McCabe’s cyclomatic complexity and accounting fraud
The paper in which McCabe proposed what has become known as McCabe’s cyclomatic complexity did not contain any references to source code measurements, it was a pure ego and bluster paper.
Fast forward 10 years and cyclomatic complexity, complexity metric, McCabe’s complexity…permutations of the three words+metrics… has become one of the two major magical omens of code quality/safety/reliability (Halstead’s is the other).
It’s not hard to show that McCabe’s complexity is a rather weak measure of program complexity (it’s about as useful as counting lines of code).
Just as it is possible to reduce the number of lines of code in a function (by putting all the code on one line), it’s possible to restructure existing code to reduce the value of McCabe’s complexity (which is measured for individual functions).
The value of McCabe’s complexity for the following function is 5 16, i.e., and there are 16 possible paths through the function:
int main(void) { if (W) a(); else b(); if (X) c(); else d(); if (Y) e(); else f(); if (Z) g(); else h(); } |
each if
…else
contains two paths and there are four in series, giving paths.
Restructuring the code, as below, removes the multiplication of paths caused by the sequence of if
…else
:
void a_b(void) {if (W) a(); else b();} void c_d(void) {if (X) c(); else d();} void e_f(void) {if (Y) e(); else f();} void g_h(void) {if (Z) g(); else h();} int main(void) { a_b(); c_d(); e_f(); g_h(); } |
reducing main
‘s McCabe complexity to 1 and the four new functions each have a McCabe complexity of two.
Where has the ‘missing’ complexity gone? It now ‘exists’ in the relationship between the functions, a relationship that is not included in the McCabe complexity calculation.
The number of paths that can be traversed, by a call to main
, has not changed (but the McCabe method for counting them now produces a different answer)
Various recommended practice documents suggest McCabe’s complexity as one of the metrics to consider (but don’t suggest any upper limit), while others go as far as to claim that it’s bad practice for functions to have a McCabe’s complexity above some value (e.g., 10) or that “Cyclomatic complexity may be considered a broad measure of soundness and confidence for a program“.
Consultants in the code quality/safety/security business need something to complain about, that is not too hard or expensive for the client to fix.
If a consultant suggested that you reduced the number of lines in a function by joining existing lines, to bring the count under some recommended limit, would you take them seriously?
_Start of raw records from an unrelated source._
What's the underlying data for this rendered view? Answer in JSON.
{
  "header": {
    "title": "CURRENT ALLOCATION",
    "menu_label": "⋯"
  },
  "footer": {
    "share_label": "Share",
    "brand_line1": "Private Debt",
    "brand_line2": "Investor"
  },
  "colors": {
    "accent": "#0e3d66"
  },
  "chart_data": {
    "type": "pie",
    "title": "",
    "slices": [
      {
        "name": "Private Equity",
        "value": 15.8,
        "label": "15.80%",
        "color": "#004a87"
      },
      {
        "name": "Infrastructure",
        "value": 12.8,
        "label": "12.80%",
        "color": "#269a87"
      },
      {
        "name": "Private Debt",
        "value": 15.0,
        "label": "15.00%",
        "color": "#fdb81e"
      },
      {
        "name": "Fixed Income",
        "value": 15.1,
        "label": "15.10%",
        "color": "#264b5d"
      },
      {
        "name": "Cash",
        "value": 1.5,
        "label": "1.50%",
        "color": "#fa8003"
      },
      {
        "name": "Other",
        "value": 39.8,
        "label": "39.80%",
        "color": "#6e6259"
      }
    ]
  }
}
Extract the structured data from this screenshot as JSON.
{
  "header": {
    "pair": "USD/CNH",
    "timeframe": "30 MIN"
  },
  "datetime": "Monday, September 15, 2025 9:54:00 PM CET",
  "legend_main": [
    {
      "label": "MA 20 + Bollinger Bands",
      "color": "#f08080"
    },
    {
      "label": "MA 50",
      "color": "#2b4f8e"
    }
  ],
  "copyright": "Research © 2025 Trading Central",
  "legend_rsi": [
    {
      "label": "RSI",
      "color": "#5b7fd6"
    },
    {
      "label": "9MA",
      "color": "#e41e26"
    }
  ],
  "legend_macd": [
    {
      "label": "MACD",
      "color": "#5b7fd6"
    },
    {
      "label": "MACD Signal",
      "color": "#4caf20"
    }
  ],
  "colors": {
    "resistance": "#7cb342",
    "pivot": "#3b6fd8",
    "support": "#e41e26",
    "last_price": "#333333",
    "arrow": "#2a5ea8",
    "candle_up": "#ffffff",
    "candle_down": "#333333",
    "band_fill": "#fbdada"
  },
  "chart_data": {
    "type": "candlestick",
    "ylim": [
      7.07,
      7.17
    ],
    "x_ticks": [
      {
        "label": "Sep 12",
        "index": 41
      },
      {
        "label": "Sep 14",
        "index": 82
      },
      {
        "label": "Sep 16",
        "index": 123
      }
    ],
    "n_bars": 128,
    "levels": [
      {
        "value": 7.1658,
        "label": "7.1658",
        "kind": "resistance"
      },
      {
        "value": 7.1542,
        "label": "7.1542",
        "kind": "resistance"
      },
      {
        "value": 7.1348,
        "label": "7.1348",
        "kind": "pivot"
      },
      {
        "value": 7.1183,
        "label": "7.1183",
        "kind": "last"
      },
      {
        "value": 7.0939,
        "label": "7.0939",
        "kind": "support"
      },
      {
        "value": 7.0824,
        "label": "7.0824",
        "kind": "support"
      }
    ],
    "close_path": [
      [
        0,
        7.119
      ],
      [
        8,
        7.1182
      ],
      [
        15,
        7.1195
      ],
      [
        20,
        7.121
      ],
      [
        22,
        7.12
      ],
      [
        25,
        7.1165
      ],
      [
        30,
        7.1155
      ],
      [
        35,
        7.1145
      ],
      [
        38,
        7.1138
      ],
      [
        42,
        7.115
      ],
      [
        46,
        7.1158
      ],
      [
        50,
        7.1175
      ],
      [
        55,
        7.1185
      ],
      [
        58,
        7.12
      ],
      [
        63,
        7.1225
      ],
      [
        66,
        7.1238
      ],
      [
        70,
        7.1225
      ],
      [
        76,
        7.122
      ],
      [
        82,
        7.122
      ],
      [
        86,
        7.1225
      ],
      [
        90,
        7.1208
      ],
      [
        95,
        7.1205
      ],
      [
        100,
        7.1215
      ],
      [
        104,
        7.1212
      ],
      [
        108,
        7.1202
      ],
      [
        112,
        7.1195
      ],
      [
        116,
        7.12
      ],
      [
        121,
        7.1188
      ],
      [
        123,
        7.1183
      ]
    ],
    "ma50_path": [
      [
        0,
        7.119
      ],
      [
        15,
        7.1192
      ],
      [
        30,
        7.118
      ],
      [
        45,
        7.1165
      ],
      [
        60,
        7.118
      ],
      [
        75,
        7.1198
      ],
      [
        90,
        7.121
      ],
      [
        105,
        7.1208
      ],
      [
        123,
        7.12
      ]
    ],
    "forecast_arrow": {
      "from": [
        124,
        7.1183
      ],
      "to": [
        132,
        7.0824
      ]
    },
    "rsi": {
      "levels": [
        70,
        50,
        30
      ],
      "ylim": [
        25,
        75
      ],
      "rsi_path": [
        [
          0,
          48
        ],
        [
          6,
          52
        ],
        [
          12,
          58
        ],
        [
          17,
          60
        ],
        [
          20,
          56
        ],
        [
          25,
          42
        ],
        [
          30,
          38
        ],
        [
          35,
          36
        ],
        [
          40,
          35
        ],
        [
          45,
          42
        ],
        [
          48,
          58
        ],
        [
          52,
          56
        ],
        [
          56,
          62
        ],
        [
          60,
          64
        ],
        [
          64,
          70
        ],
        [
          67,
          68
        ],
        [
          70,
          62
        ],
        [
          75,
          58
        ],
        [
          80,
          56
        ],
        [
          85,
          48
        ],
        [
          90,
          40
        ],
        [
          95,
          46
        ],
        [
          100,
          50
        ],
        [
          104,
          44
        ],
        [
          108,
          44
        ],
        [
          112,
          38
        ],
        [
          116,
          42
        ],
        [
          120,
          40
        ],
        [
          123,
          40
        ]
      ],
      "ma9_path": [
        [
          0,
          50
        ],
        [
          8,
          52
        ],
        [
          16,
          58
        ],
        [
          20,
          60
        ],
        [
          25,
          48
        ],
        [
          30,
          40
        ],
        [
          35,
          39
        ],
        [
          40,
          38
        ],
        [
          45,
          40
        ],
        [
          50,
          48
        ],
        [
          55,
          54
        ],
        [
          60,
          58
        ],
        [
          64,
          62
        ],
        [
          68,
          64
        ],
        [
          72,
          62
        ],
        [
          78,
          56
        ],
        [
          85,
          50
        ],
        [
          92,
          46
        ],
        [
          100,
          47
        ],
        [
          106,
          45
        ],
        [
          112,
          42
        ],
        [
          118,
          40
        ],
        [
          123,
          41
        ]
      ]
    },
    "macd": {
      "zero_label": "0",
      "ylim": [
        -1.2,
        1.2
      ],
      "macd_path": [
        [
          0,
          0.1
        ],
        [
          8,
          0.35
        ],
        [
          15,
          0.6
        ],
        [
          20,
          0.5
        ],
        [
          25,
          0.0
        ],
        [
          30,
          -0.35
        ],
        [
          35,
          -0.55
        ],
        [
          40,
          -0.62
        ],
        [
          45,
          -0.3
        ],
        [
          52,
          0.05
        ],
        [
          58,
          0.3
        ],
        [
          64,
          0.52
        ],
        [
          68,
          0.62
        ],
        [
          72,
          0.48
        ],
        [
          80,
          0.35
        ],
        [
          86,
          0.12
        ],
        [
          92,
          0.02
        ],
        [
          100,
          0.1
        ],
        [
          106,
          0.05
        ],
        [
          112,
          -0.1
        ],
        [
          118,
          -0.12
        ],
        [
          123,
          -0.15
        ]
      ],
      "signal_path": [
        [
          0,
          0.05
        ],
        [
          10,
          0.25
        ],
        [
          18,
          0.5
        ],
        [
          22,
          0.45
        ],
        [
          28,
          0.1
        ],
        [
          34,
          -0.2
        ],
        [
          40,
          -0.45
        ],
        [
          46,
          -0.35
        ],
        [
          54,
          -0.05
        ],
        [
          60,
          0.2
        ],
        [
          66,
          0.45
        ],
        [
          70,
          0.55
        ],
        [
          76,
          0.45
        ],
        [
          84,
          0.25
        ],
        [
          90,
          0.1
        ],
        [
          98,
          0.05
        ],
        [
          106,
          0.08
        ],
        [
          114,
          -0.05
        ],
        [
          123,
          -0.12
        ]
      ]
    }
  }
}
What about, if a consultant highlighted a function that had an allegedly high McCabe’s complexity? Should what they say be taken seriously, or are they essentially encouraging developers to commit the software equivalent of accounting fraud?
Cyclomatic complexity is not the distinct number of paths through a function. For the example given, I compute 5 (not 16).
I would argue that you have increased complexity by splitting up the original function into multiple smaller functions, and one measure that shows that is the sum over all functions of cyclomatic complexity for each function. Whether that is good or bad depends on your perspective. The split increases overall unit test effort (bad), but may make each individual function easier to comprehend (good).
Switch statements aside, high cyclomatic complexity is a fair indicator of code that is hard to understand. Such code can sometimes be made more understandable by extracting portions into separate functions. That reduces cyclomatic complexity. Extracting portions into separate functions can be done well, or it can be done poorly, and cyclomatic complexity won’t tell you which is which.
I have successfully used a weighted combination of SLOC and cyclomatic complexity as a measure of how complex a function is. It was successful in the sense that it pointed out real problems whilst having a much lower false-positive rate than either SLOC or cyclomatic complexity alone.
Michael
@Michael Tempest
Oops, thanks. Fixed.
I would agree that the code has been made more complicated (but I’m not sure how to measure complicated).
Cyclomatic complexity strongly correlates with lines of code and all the things said about functions containing lots of lines can also be said about cyclomatic complexity. What code characteristics are unique to cyclomatic complexity? There might be sone, but I don’t know what they are.
Branches represent decision points, so one would think they have higher information content than other kinds of lines. Higher information content implies greater cognitive effort to understand. But turning this into a reproducible formula remains elusive.